3. gün benim için oldukça duygu yüklüydü çünkü gelin ailesinin evinden ayrılıyordu ve yeni evine, Fethiye’ye gidiyordu. Bütün arkadaşları, akrabaları hoşça kal demek için gelinin ailesinin evine gelmişti. Ben de oradaydım ve kendimi tutamayarak çocuk gibi ağlamaya başlamıştım. Hislerimi size asla tam olarak açıklayamam. Dışarda ise köyden herkes Vildan’a hoşçakal demek için bekliyordu. Bir yanında babası, diğer yanında eşi Vildan’ı gelin arabasına bindirdi. Orada bulunan herkes onların mutlulukları, sağlıkları, yeni evleri, yepyeni hayatları için dua etmeye başlamıştı. Çok duygusaldı çünkü Vildan evin tek kızıydı ve şimdi gidiyordu. Fakat yeni başlangıçlar her zaman güzeldir, yepyeni umutlarla, belki biraz bilinmezliğin verdiği korkuyla. Bence başlangıçların, yeniliklerin olmadığı bir yerde hayatın da bir anlamı yoktur.
3. gün aslında benim de ikinci evim olan Üçağız’da son günümdü. Öğle yemeğinden sonra ben de herkese veda ettim ve Antalya’ya doğru son gecemi geçirmek için yola koyuldum. Son saatlerimden denize girip, güneşlenerek oldukça keyif almıştım. Akşam yemeği için limanda ünlü bir restauranta gittim. Garsonlar beni tanımışlardı, bu yüzden öncekinden farklı bir sipariş vermiştim.

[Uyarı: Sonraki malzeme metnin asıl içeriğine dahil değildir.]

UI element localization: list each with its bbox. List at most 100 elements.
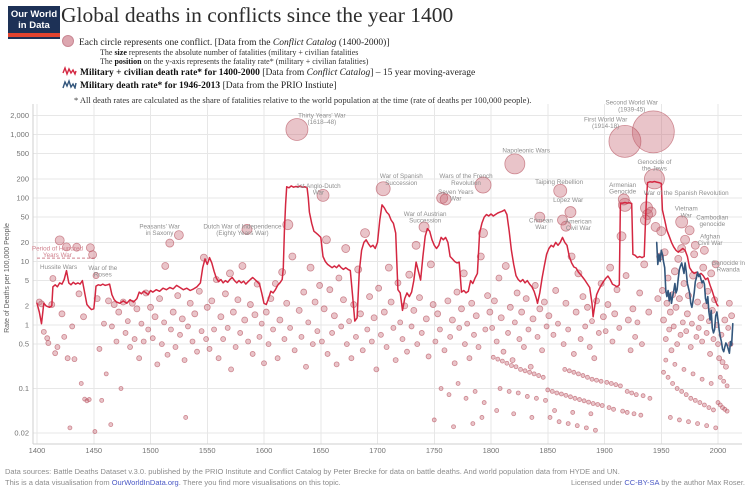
conflict-bubble bbox=[318, 338, 325, 345]
license-link[interactable]: CC-BY-SA bbox=[624, 478, 660, 487]
conflict-bubble bbox=[527, 363, 534, 370]
conflict-bubble bbox=[173, 230, 184, 241]
conflict-bubble bbox=[571, 369, 577, 375]
conflict-bubble bbox=[570, 410, 576, 415]
conflict-bubble bbox=[687, 344, 694, 350]
conflict-bubble bbox=[585, 374, 590, 380]
conflict-bubble bbox=[688, 395, 694, 401]
conflict-bubble bbox=[620, 408, 626, 414]
conflict-bubble bbox=[168, 326, 174, 333]
conflict-bubble bbox=[232, 344, 239, 350]
conflict-bubble bbox=[524, 394, 530, 399]
conflict-bubble bbox=[583, 425, 589, 431]
conflict-bubble bbox=[638, 412, 644, 418]
conflict-bubble bbox=[172, 344, 179, 350]
conflict-bubble bbox=[716, 355, 723, 362]
conflict-bubble bbox=[198, 328, 205, 335]
conflict-bubble bbox=[552, 287, 560, 294]
conflict-bubble bbox=[62, 242, 71, 252]
conflict-bubble bbox=[699, 263, 708, 272]
conflict-bubble bbox=[58, 310, 66, 318]
conflict-bubble bbox=[604, 379, 610, 385]
conflict-bubble bbox=[64, 355, 71, 362]
tick-labels: 2,0001,0005002001005020105210.50.10.0214… bbox=[10, 111, 726, 455]
conflict-bubble bbox=[525, 326, 532, 333]
conflict-bubble-genocide-in-rwanda bbox=[707, 269, 716, 278]
conflict-bubble bbox=[683, 310, 691, 318]
conflict-bubble bbox=[309, 341, 316, 348]
conflict-bubble-thirty-years-war bbox=[285, 118, 309, 141]
conflict-bubble bbox=[565, 326, 572, 333]
conflict-bubble bbox=[85, 243, 95, 253]
conflict-bubble bbox=[632, 333, 639, 340]
conflict-bubble bbox=[622, 272, 630, 279]
conflict-bubble bbox=[305, 319, 312, 326]
conflict-bubble bbox=[711, 407, 716, 413]
legend-size-row: The size represents the absolute number … bbox=[100, 48, 359, 57]
conflict-bubble bbox=[322, 235, 331, 245]
conflict-bubble bbox=[373, 366, 380, 373]
y-axis-title: Rate of Deaths per 100,000 People bbox=[4, 223, 11, 333]
conflict-bubble bbox=[484, 292, 491, 300]
military-civilian-death-rate-line bbox=[36, 180, 719, 325]
annotations: Period of Hundred Years War Hussite Wars Wa… bbox=[32, 100, 746, 279]
conflict-bubble bbox=[536, 305, 544, 313]
conflict-bubble bbox=[540, 298, 548, 306]
conflict-bubble bbox=[725, 325, 732, 331]
conflict-bubble-vietnam-war bbox=[675, 215, 689, 229]
conflict-bubble bbox=[531, 282, 539, 289]
conflict-bubble bbox=[303, 363, 309, 370]
conflict-bubble bbox=[265, 341, 272, 348]
legend-red-line-row: Military + civilian death rate* for 1400… bbox=[62, 66, 531, 79]
conflict-bubble bbox=[191, 310, 199, 318]
conflict-bubble bbox=[324, 351, 331, 357]
conflict-bubble-lopez-war bbox=[564, 206, 577, 218]
x-tick-label: 1750 bbox=[426, 446, 443, 455]
annotation-armenian-genocide: Armenian Genocide bbox=[609, 182, 636, 196]
conflict-bubble bbox=[666, 326, 673, 333]
conflict-bubble bbox=[147, 303, 154, 311]
conflict-bubble bbox=[481, 400, 487, 405]
annotation-thirty-years-war: Thirty Years' War (1618–48) bbox=[298, 113, 346, 127]
conflict-bubble bbox=[624, 410, 630, 415]
conflict-bubble bbox=[238, 262, 247, 270]
conflict-bubble bbox=[624, 316, 632, 324]
conflict-bubble bbox=[707, 351, 713, 357]
conflict-bubble bbox=[554, 390, 560, 396]
conflict-bubble bbox=[306, 263, 315, 272]
conflict-bubble bbox=[288, 252, 297, 261]
y-tick-label: 2 bbox=[25, 301, 29, 310]
x-tick-label: 1500 bbox=[142, 446, 159, 455]
conflict-bubble bbox=[276, 316, 284, 324]
conflict-bubble bbox=[499, 358, 505, 364]
conflict-bubble bbox=[127, 344, 133, 350]
conflict-bubble bbox=[222, 290, 229, 298]
legend-circle-source: Conflict Catalog bbox=[272, 38, 337, 48]
conflict-bubble bbox=[71, 356, 78, 363]
conflict-bubble bbox=[366, 293, 373, 301]
conflict-bubble bbox=[534, 333, 541, 340]
conflict-bubble bbox=[594, 377, 599, 383]
conflict-bubble bbox=[249, 351, 256, 357]
conflict-circle-icon bbox=[62, 35, 74, 47]
conflict-bubble bbox=[550, 331, 557, 338]
x-tick-label: 1600 bbox=[256, 446, 273, 455]
owid-link[interactable]: OurWorldInData.org bbox=[111, 478, 179, 487]
conflict-bubble bbox=[505, 330, 511, 336]
conflict-bubble bbox=[579, 293, 587, 301]
conflict-bubble bbox=[661, 369, 666, 375]
conflict-bubble bbox=[501, 262, 510, 270]
y-tick-label: 0.5 bbox=[19, 340, 29, 349]
conflict-bubble bbox=[677, 417, 682, 423]
y-tick-label: 2,000 bbox=[10, 111, 29, 120]
conflict-bubble bbox=[418, 330, 425, 336]
conflict-bubble bbox=[392, 357, 399, 364]
annotation-afghan-civil-war: Afghan Civil War bbox=[698, 234, 723, 248]
conflict-bubble bbox=[78, 381, 84, 386]
conflict-bubble bbox=[589, 376, 595, 382]
x-tick-label: 1450 bbox=[85, 446, 102, 455]
annotation-taiping-rebellion: Taiping Rebellion bbox=[535, 179, 583, 186]
conflict-bubble bbox=[455, 381, 461, 386]
conflict-bubble bbox=[640, 393, 646, 399]
conflict-bubble bbox=[408, 323, 415, 330]
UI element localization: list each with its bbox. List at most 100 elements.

Ertesi sabah kahvaltıdan sonra havaalanında gitmek için taksi çağırdım. Taksici adeta bir şovmendi. Yol boyu yüksek sesli müzikler çaldı ve yine yol boyunca sohbet ettik. Yepyeni bir güne biraz hüzünlü başlamıştım. Önce İstanbul’a ardından Prag’a giderken bir sürü yeni insan tanımıştım ve tüm seyahatim muhteşem geçmişti.
Türkiye’den İzlenimlerim :
- Hiçbir zaman dilimi Türkiye için yeterli değildir.
- Her zaman bir şeyleri kutlamak için sebep vardır.
- Önyargılar olsa da yeni başlangıçlara pozitif bakmak gerekir.
- İnsanları severseniz, onlar da sizi sever. Bu his paha biçilemez!